In 1983, the company was renamed as the ElDorado Motor Corporation to reflect its diversified offerings, and made an initial public offering in January 1984. ElDorado Motors lost $5 million in 1988 due to decreased demand for recreational vehicles and sold its commercial bus operations to Thor Industries in 1988 to stave off bankruptcy. Thor took the ElDorado bus division, which was based in Salina, Kansas, and went on to combine it with National Coach, acquired in 1991; the two began operating as ElDorado National–Kansas and ElDorado National–California, respectively.

The sale of the commercial bus division was not sufficient and ElDorado Motors filed for bankruptcy in March 1989. The recreational vehicle portion of ElDorado Motors continued in Minneapolis and was reorganized as Honorbuilt Industries, Inc. in 1990. With the help of a consortium of private investors and a federal loan, Honorbuilt resumed production of ElDorado-branded recreational vehicles in October 1990 at its Minneapolis factory; production lasted until 1996, when Honorbuilt was acquired by SMC Corporation and the plant was closed. The RV firm, renamed to SMC Midwest as a wholly owned subsidiary, ceased operations in 1997, although it still existed as a legal entity.

Thor sold ElDorado National to Allied Specialty Vehicles (ASV) when it divested its bus business in August 2013. Other brands included in the sale were Champion Bus, General Coach America, and Goshen Coach.

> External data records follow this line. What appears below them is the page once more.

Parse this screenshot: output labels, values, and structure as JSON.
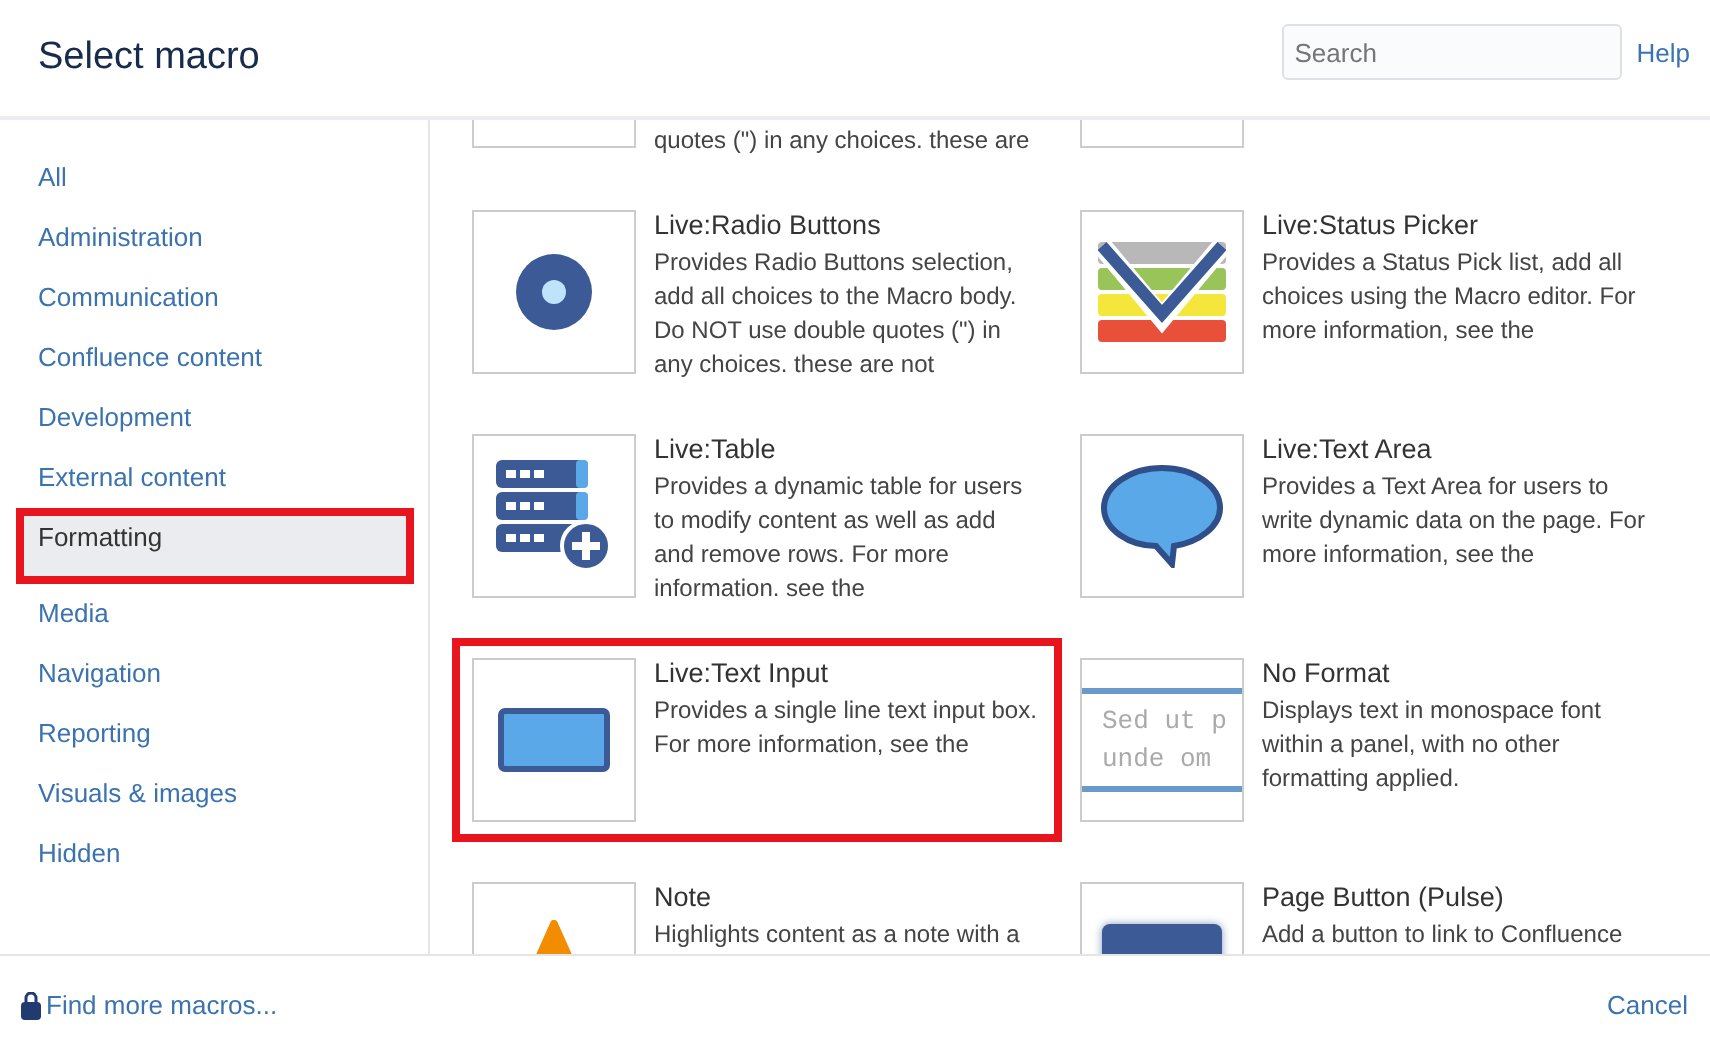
{
  "dialog": {
    "title": "Select macro",
    "search": {
      "placeholder": "Search"
    },
    "help": "Help"
  },
  "categories": [
    {
      "label": "All",
      "selected": false
    },
    {
      "label": "Administration",
      "selected": false
    },
    {
      "label": "Communication",
      "selected": false
    },
    {
      "label": "Confluence content",
      "selected": false
    },
    {
      "label": "Development",
      "selected": false
    },
    {
      "label": "External content",
      "selected": false
    },
    {
      "label": "Formatting",
      "selected": true
    },
    {
      "label": "Media",
      "selected": false
    },
    {
      "label": "Navigation",
      "selected": false
    },
    {
      "label": "Reporting",
      "selected": false
    },
    {
      "label": "Visuals & images",
      "selected": false
    },
    {
      "label": "Hidden",
      "selected": false
    }
  ],
  "partial_row": {
    "description": "quotes (\") in any choices. these are"
  },
  "macros": [
    {
      "kind": "radio",
      "title": "Live:Radio Buttons",
      "description": "Provides Radio Buttons selection, add all choices to the Macro body. Do NOT use double quotes (\") in any choices. these are not",
      "selected": false
    },
    {
      "kind": "status",
      "title": "Live:Status Picker",
      "description": "Provides a Status Pick list, add all choices using the Macro editor. For more information, see the",
      "selected": false
    },
    {
      "kind": "table",
      "title": "Live:Table",
      "description": "Provides a dynamic table for users to modify content as well as add and remove rows. For more information. see the",
      "selected": false
    },
    {
      "kind": "bubble",
      "title": "Live:Text Area",
      "description": "Provides a Text Area for users to write dynamic data on the page. For more information, see the",
      "selected": false
    },
    {
      "kind": "input",
      "title": "Live:Text Input",
      "description": "Provides a single line text input box. For more information, see the",
      "selected": true
    },
    {
      "kind": "mono",
      "title": "No Format",
      "description": "Displays text in monospace font within a panel, with no other formatting applied.",
      "preview_lines": [
        "Sed ut p",
        "unde om"
      ],
      "selected": false
    },
    {
      "kind": "note",
      "title": "Note",
      "description": "Highlights content as a note with a",
      "selected": false
    },
    {
      "kind": "button",
      "title": "Page Button (Pulse)",
      "description": "Add a button to link to Confluence",
      "selected": false
    }
  ],
  "footer": {
    "find_more": "Find more macros...",
    "cancel": "Cancel"
  }
}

Allied Specialty Vehicles changed its name to REV Group in November 2015. In March 2016, both ElDorado National–California and ElDorado National–Kansas unveiled new logos to distinguish their operations; the Kansas-based manufacturer of light- and medium-duty cutaways was rebranded to ElDorado, while the California-based transit bus manufacturer was rebranded to ENC.

In May 2020, REV Group sold its light- and medium-duty shuttle bus businesses (including ElDorado National–Kansas) to Forest River, but retained the heavy-duty transit and school bus businesses and brands, including ElDorado National–California (ENC) and Collins Bus.